Hi all,
As some you already know I was forced to implement an improved log support
for my own needs.
The quick solution generally isn't the best one and I understand this
applies to my implementation.
However, I'm willing to fix that so I would like to make some comments on
the last discussion on logging.
On Wed, Apr 10, 2013 at 5:25 PM, Mateusz Loskot <mate...@loskot.net> wrote:
> On 9 April 2013 23:39, Vadim Zeitlin <vz-s...@zeitlins.org> wrote:
> >
> > First, let me explain once again what are my goals here. Basically I'd
> > like to provide more information in the error messages from my code to
> > allow diagnosing what exactly went wrong when using prepared statements.
>
My needs aren't related to what went wrong during execution but what
happened while building the query.
In my case, soci's exception messages are handled externally to soci but I
understand it can be done internally.
The more important thing for me was knowing the values of the query
parameters for each execution.
> > Currently if you run a statement like "insert into foo(bar) values(:bar)"

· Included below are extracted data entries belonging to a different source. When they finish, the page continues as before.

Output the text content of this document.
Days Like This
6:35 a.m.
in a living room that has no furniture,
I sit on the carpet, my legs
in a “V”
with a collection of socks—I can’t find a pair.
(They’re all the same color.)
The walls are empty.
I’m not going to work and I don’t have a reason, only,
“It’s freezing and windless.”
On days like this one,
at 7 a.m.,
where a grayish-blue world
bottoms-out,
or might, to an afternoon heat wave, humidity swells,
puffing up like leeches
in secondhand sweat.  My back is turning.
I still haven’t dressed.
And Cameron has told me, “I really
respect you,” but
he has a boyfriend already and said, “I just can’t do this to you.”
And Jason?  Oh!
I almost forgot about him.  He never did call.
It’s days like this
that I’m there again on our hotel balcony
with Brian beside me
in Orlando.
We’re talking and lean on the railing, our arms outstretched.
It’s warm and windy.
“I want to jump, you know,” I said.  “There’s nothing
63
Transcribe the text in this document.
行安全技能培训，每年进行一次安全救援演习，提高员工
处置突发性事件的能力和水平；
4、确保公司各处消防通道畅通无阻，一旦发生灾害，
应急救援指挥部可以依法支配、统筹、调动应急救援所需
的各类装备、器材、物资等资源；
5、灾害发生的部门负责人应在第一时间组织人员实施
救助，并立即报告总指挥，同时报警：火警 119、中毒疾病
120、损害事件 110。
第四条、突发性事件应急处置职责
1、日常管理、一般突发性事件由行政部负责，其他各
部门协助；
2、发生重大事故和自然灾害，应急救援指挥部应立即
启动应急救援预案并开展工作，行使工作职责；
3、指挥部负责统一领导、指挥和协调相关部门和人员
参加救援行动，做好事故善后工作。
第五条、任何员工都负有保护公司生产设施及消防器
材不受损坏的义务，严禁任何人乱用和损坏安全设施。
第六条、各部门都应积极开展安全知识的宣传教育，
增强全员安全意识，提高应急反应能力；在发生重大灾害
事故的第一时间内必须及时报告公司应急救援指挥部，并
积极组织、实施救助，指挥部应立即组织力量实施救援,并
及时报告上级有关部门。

> > and it fails with e.g. "unique constraint violation on foo.bar" error
> > message, you have no idea which record failed to be inserted because the
> > actual value of ":bar" placeholder doesn't appear anywhere. The best I
> can
> > do is to use session::get_last_query() to give the error message of the
> > form
> >
> > unique constraint violation on foo.bar while executing
> > "insert into foo(bar) values(:bar)"
> >
> > Instead I'd like to be able to say
> >
> > unique constraint violation on foo.bar while executing
> > "insert into foo(bar) values(:bar)" with "bar"='baz'
> >
>
> or maybe even just
> >
> > unique constraint violation on foo.bar while executing
> > "insert into foo(bar) values('baz')"
>
> The first (with separated parameters) is my preferred format and similar
to the one I used in my implementation.
Mixing the values of the query parameters with the literal values in the
query may lead to confusion about the responsibility of each value.
The problem of logging the parameters lies in logging it with the query of
in a separate line.
I tried logging query and params in the same line but I had a hard time
controlling that because where query is logged (prepare) can be too far in
terms of time from where parameters get logged (execute).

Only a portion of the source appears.